Velocity which is of the same phase is defined as the rate at which the phase of the wave propagates that to in space at any phase which is given by the wave for example the crest that appears to travel at the phase velocity. The phase velocity is denoted as wavelength λ that is lambda and time period as T.

Group velocity that is the second part is the property of waves that have a defined envelope measuring propagation through space that is of phase velocity and of the overall shape of the waves' amplitude and envelope or modulation of the wave.

Types and Features of Waves

There are two kinds of Waves that are transverse and the longitudinal waves. Transverse waves are like those which are on the water, with the surface going down and up, and longitudinal waves are like those similar to sound waves. The transverse wave high point is called the crest whereas the low point is called the trough. For waves that are longitudinal, the refractions and compressions are analogous to the through and crests and transverse waves. 

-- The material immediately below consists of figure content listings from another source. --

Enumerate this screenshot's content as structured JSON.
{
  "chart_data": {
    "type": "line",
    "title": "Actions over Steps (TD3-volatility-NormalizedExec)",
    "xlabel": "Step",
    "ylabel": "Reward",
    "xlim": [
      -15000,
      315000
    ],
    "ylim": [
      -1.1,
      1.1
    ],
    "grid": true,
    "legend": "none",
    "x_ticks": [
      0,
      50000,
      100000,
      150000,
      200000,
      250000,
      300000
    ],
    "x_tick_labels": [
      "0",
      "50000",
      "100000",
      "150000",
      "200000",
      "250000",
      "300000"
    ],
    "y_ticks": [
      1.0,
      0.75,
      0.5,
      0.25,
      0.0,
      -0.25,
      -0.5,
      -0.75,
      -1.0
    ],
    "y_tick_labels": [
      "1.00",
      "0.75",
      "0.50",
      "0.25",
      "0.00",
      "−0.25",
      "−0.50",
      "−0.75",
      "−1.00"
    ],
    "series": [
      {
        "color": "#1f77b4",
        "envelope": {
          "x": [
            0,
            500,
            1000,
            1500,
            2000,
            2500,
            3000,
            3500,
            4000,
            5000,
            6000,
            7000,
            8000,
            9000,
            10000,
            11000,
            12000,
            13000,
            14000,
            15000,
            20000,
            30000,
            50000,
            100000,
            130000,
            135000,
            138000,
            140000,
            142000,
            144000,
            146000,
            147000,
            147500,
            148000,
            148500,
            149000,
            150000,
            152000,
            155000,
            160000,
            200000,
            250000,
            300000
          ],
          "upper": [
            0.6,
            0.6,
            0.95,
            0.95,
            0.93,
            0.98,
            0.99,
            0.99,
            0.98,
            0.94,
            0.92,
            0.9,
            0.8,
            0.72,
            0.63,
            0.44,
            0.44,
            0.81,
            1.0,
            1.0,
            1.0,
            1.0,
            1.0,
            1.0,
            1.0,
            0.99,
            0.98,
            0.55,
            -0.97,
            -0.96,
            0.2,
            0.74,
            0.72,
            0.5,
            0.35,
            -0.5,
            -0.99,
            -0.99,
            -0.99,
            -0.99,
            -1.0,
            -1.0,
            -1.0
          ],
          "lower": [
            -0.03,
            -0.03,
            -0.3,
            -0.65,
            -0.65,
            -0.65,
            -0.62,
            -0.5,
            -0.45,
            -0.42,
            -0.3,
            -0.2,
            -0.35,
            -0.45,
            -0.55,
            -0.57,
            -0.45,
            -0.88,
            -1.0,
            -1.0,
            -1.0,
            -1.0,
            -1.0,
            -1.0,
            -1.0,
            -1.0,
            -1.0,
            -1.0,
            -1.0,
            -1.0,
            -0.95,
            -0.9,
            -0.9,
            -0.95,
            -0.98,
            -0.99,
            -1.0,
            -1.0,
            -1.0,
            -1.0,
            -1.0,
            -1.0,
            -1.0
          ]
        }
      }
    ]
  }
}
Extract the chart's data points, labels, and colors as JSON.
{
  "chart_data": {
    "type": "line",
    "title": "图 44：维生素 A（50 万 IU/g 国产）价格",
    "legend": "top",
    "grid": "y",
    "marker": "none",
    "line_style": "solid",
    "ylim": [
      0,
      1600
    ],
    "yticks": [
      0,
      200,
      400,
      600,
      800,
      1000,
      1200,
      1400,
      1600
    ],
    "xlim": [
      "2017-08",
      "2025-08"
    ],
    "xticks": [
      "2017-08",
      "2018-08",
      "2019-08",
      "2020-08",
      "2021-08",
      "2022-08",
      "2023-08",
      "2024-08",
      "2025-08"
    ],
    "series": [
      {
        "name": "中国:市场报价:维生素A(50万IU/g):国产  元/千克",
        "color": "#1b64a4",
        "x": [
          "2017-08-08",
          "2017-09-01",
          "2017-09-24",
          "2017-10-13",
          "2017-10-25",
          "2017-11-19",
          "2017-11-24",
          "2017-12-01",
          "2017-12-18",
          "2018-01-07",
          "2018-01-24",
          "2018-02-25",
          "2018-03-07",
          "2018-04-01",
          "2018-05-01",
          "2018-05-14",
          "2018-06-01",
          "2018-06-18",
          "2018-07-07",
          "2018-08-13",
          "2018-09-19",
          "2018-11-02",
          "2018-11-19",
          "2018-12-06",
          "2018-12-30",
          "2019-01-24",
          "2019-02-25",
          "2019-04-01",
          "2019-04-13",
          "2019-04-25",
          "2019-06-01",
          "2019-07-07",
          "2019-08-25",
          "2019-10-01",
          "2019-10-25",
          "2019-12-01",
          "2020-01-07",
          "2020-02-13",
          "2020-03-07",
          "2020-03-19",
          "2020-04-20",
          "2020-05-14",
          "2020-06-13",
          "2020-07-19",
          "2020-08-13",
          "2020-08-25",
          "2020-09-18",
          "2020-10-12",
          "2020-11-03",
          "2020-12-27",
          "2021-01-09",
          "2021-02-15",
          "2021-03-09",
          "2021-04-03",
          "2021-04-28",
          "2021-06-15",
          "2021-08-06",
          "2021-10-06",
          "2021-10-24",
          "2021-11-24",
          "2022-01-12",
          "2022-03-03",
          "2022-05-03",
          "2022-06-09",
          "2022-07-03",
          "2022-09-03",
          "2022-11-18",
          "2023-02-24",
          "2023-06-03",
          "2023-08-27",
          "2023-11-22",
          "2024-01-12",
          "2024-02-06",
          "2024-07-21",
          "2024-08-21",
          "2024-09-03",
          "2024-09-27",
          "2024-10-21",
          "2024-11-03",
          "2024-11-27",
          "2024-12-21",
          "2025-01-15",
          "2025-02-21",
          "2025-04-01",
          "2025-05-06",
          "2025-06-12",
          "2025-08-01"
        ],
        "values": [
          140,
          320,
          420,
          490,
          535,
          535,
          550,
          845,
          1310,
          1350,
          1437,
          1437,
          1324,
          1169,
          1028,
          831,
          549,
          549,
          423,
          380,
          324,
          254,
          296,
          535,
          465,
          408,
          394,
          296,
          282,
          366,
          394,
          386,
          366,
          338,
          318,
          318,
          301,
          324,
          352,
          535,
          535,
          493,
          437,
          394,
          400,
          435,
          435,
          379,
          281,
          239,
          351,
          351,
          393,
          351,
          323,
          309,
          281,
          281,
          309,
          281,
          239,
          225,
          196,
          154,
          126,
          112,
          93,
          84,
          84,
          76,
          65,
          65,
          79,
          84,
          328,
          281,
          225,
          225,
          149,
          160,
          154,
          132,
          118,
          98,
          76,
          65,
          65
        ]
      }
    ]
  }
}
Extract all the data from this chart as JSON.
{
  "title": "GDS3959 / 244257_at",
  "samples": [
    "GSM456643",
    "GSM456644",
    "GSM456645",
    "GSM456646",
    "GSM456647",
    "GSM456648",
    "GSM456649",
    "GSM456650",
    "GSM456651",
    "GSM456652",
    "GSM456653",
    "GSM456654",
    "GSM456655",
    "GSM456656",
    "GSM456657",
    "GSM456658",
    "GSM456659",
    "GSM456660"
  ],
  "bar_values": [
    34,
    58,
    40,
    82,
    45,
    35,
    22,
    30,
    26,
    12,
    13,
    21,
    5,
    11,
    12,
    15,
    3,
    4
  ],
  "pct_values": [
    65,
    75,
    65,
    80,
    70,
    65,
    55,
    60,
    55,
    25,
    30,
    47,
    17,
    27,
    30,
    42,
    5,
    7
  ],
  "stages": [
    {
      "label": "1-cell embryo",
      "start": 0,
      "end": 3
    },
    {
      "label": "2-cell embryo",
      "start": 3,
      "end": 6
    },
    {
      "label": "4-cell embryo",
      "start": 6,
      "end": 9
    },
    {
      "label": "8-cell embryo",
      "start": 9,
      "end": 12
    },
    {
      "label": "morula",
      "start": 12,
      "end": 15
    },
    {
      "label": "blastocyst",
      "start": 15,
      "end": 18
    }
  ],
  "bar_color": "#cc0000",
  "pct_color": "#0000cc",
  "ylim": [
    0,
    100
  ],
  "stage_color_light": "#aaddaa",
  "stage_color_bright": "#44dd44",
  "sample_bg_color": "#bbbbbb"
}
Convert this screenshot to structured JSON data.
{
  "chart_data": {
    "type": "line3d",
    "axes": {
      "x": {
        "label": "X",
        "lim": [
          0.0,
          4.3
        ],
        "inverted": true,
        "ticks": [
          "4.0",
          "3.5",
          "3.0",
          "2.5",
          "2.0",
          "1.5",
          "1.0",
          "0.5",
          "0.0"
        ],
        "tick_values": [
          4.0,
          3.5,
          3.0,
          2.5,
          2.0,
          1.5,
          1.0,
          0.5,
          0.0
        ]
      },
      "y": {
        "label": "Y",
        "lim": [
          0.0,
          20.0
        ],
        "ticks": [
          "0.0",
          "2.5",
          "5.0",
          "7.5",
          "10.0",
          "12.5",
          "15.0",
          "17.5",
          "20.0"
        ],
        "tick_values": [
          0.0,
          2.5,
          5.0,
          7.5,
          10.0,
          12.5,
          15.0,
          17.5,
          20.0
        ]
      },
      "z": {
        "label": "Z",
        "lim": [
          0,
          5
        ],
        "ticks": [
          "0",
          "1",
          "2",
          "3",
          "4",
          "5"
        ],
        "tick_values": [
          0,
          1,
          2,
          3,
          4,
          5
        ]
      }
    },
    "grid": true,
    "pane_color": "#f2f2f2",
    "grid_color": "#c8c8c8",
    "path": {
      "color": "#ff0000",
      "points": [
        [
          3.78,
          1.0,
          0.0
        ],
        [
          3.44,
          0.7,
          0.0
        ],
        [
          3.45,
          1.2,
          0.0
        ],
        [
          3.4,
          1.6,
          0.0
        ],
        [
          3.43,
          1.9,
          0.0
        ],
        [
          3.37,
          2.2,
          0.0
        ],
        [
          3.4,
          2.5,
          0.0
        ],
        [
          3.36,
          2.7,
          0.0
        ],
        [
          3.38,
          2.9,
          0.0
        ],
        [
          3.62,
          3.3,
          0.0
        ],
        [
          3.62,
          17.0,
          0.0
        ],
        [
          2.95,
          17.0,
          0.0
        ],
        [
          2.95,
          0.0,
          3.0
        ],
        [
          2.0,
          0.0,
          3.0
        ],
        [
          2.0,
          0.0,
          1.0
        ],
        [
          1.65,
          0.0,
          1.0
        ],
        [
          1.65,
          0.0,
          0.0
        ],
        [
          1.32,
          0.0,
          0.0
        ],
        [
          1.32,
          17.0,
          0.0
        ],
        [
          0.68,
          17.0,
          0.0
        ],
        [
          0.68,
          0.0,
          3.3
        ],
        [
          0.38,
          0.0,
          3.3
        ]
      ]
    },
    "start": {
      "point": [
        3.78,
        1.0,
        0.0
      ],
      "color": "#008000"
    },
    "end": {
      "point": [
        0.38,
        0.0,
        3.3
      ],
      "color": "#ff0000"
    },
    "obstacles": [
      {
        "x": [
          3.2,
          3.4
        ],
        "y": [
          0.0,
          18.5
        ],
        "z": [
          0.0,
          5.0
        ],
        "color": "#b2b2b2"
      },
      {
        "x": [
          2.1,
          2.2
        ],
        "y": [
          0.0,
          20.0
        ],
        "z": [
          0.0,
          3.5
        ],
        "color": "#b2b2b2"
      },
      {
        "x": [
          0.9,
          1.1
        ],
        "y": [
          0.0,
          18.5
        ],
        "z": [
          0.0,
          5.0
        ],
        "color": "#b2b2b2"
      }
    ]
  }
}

The distance between successive troughs and crests or is called the wavelength. The height of a wave is defined as the amplitude. How many troughs and crests pass a specific point during a unit of time is known as the frequency. The wave velocity can be expressed as the wavelength which multiplied by the frequency.

Waves can travel far distances even though the oscillation at one point is small. For example, a thunderclap can be heard kilometers away from where it is actually present yet the sound carried manifests itself at any point only as a minute refraction of air and compressions.

Waves display several basic phenomena like In reflection phenomenon a wave encounters an obstacle and it is reflected back. In the phenomenon of refraction, a wave bends when it enters a medium through it has a different speed. In the phenomenon of diffraction, the waves bend when they pass around small obstacles and spread out when they go through small openings that are present.